Put the two halves together — that users skim rather than audit, and that the dangerous errors are the plausible ones that survive a skim — and a single idea falls out: at the review stage, the user has an attention budget. It’s small, it’s fixed, and it gets spent whether or not the tool helps direct it. The user will look at the output for a few seconds, their gaze will land somewhere, and then they’ll move on. The only real question is whether those few seconds of attention were spent on the fields that needed checking or scattered across fields that didn’t. A tool that ignores the budget lets it fall randomly. A tool that respects it aims it.

This is a more useful frame than “the user should verify the output,” because it treats attention as the scarce resource it actually is rather than something the user can be exhorted to supply more of. You can’t make the budget bigger by wishing — telling users to review more carefully doesn’t create attention, it just produces guilt when they don’t. What you can do is decide where the budget gets spent. Every design choice at the review stage is implicitly an allocation: a uniform grid of identical-looking values spends the budget evenly, which means it spends most of it on fields that were fine and runs dry before the one that wasn’t. That’s the default, and the default wastes the scarcest thing the user has.

Spending the budget well means the tool has to bring its own knowledge to the allocation. The tool knows which fields it was unsure about, which came from a degraded part of the document, which sit at the edge of the plausible range, which required a leap of inference rather than a clean read. That knowledge is exactly the map of where attention should go. Surfacing it — pulling the shaky fields to the top, giving uncertain values visual weight, quieting the ones that are solid — turns the user’s few seconds into a guided pass instead of a random one. The tool isn’t adding work; it’s directing the work the user was always going to do toward the places it pays off.

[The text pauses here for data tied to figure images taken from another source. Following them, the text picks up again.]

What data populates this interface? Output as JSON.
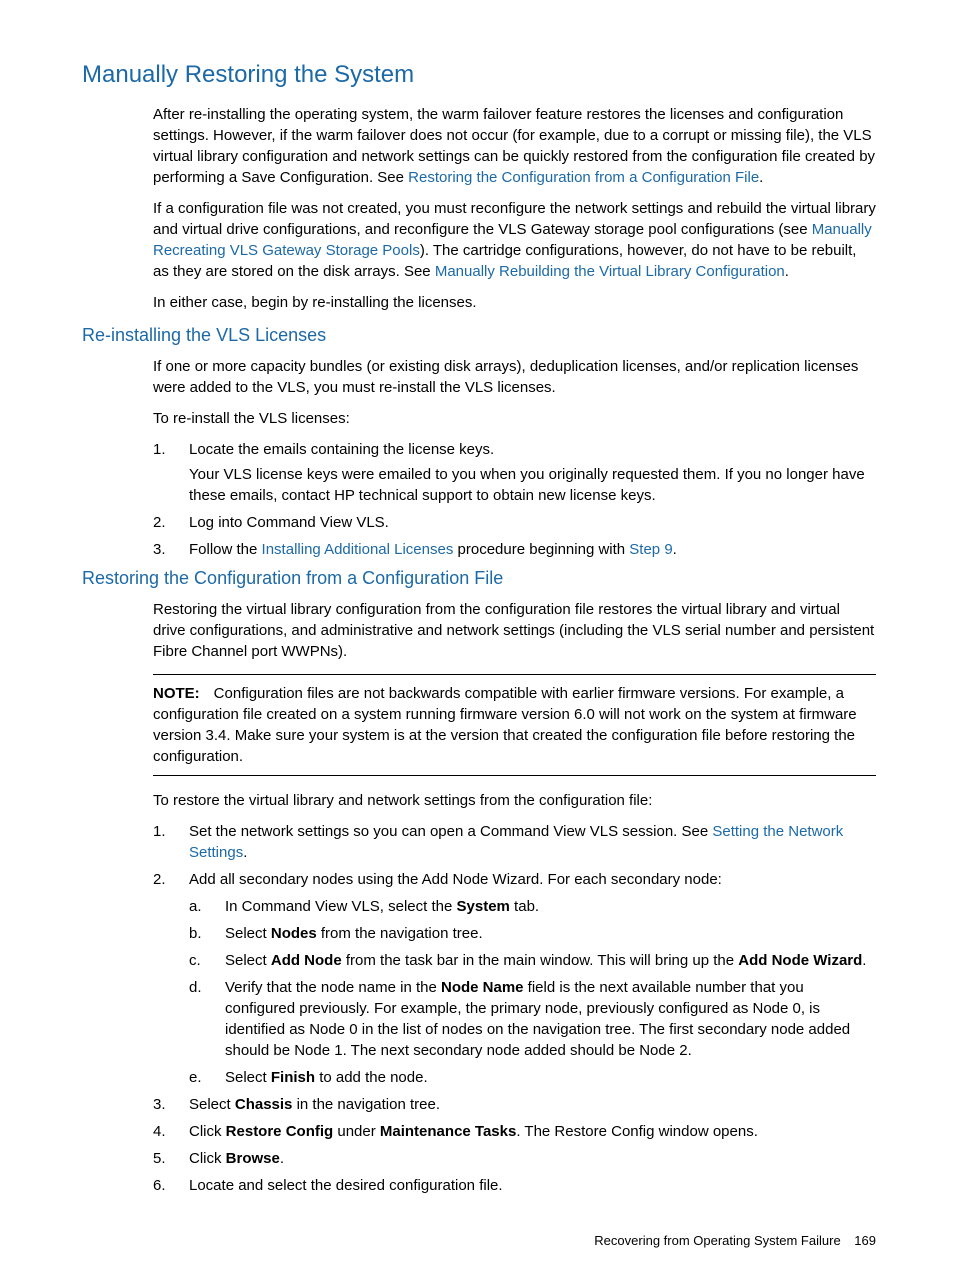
{
  "colors": {
    "link": "#1c69a7",
    "heading": "#1c69a7",
    "text": "#000000",
    "background": "#ffffff",
    "rule": "#000000"
  },
  "typography": {
    "body_fontsize": 15,
    "h1_fontsize": 24,
    "h2_fontsize": 18,
    "footer_fontsize": 13,
    "font_family": "Futura, Trebuchet MS, Arial, sans-serif"
  },
  "h1": "Manually Restoring the System",
  "intro": {
    "p1a": "After re-installing the operating system, the warm failover feature restores the licenses and configuration settings. However, if the warm failover does not occur (for example, due to a corrupt or missing file), the VLS virtual library configuration and network settings can be quickly restored from the configuration file created by performing a Save Configuration. See ",
    "link1": "Restoring the Configuration from a Configuration File",
    "p1b": ".",
    "p2a": "If a configuration file was not created, you must reconfigure the network settings and rebuild the virtual library and virtual drive configurations, and reconfigure the VLS Gateway storage pool configurations (see ",
    "link2": "Manually Recreating VLS Gateway Storage Pools",
    "p2b": "). The cartridge configurations, however, do not have to be rebuilt, as they are stored on the disk arrays. See ",
    "link3": "Manually Rebuilding the Virtual Library Configuration",
    "p2c": ".",
    "p3": "In either case, begin by re-installing the licenses."
  },
  "sec1": {
    "title": "Re-installing the VLS Licenses",
    "p1": "If one or more capacity bundles (or existing disk arrays), deduplication licenses, and/or replication licenses were added to the VLS, you must re-install the VLS licenses.",
    "p2": "To re-install the VLS licenses:",
    "li1": "Locate the emails containing the license keys.",
    "li1_sub": "Your VLS license keys were emailed to you when you originally requested them. If you no longer have these emails, contact HP technical support to obtain new license keys.",
    "li2": "Log into Command View VLS.",
    "li3a": "Follow the ",
    "li3_link1": "Installing Additional Licenses",
    "li3b": " procedure beginning with ",
    "li3_link2": "Step 9",
    "li3c": "."
  },
  "sec2": {
    "title": "Restoring the Configuration from a Configuration File",
    "p1": "Restoring the virtual library configuration from the configuration file restores the virtual library and virtual drive configurations, and administrative and network settings (including the VLS serial number and persistent Fibre Channel port WWPNs).",
    "note_label": "NOTE:",
    "note_body": "Configuration files are not backwards compatible with earlier firmware versions. For example, a configuration file created on a system running firmware version 6.0 will not work on the system at firmware version 3.4. Make sure your system is at the version that created the configuration file before restoring the configuration.",
    "p2": "To restore the virtual library and network settings from the configuration file:",
    "li1a": "Set the network settings so you can open a Command View VLS session. See ",
    "li1_link": "Setting the Network Settings",
    "li1b": ".",
    "li2": "Add all secondary nodes using the Add Node Wizard. For each secondary node:",
    "li2a_a": "In Command View VLS, select the ",
    "li2a_bold": "System",
    "li2a_b": " tab.",
    "li2b_a": "Select ",
    "li2b_bold": "Nodes",
    "li2b_b": " from the navigation tree.",
    "li2c_a": "Select ",
    "li2c_bold1": "Add Node",
    "li2c_b": " from the task bar in the main window. This will bring up the ",
    "li2c_bold2": "Add Node Wizard",
    "li2c_c": ".",
    "li2d_a": "Verify that the node name in the ",
    "li2d_bold": "Node Name",
    "li2d_b": " field is the next available number that you configured previously. For example, the primary node, previously configured as Node 0, is identified as Node 0 in the list of nodes on the navigation tree. The first secondary node added should be Node 1. The next secondary node added should be Node 2.",
    "li2e_a": "Select ",
    "li2e_bold": "Finish",
    "li2e_b": " to add the node.",
    "li3_a": "Select ",
    "li3_bold": "Chassis",
    "li3_b": " in the navigation tree.",
    "li4_a": "Click ",
    "li4_bold1": "Restore Config",
    "li4_b": " under ",
    "li4_bold2": "Maintenance Tasks",
    "li4_c": ". The Restore Config window opens.",
    "li5_a": "Click ",
    "li5_bold": "Browse",
    "li5_b": ".",
    "li6": "Locate and select the desired configuration file."
  },
  "footer": {
    "text": "Recovering from Operating System Failure",
    "page": "169"
  }
}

The failure mode is spending the budget on the wrong things, and it’s easy to do without noticing. A tool that flags every field as needing review has effectively flagged none, because the user can’t act on a wall of warnings and tunes them all out. A tool that draws the eye with visual flourish unrelated to risk — highlighting the fields that were easy to extract because they were easy, decorating the confident parts — is actively misallocating, pointing attention at safety while the risk sits unmarked. Spending the budget badly is often worse than not trying to spend it at all, because it gives the user a false sense that they’ve looked where it matters when they’ve looked where it didn’t.

So the closing point of all this: at the review stage, the tool’s job isn’t to produce output and hope the user checks it. It’s to take responsibility for the one resource the user can’t expand — their attention — and spend it where it changes the outcome. Build the output so the skim lands on the plausible-wrong-answer instead of gliding past it. Treat the few seconds of review as a budget you’re allocating on the user’s behalf, because you are, whether you mean to or not. The tools that take that responsibility seriously are the ones whose mistakes get caught; the ones that don’t are the ones whose mistakes get trusted.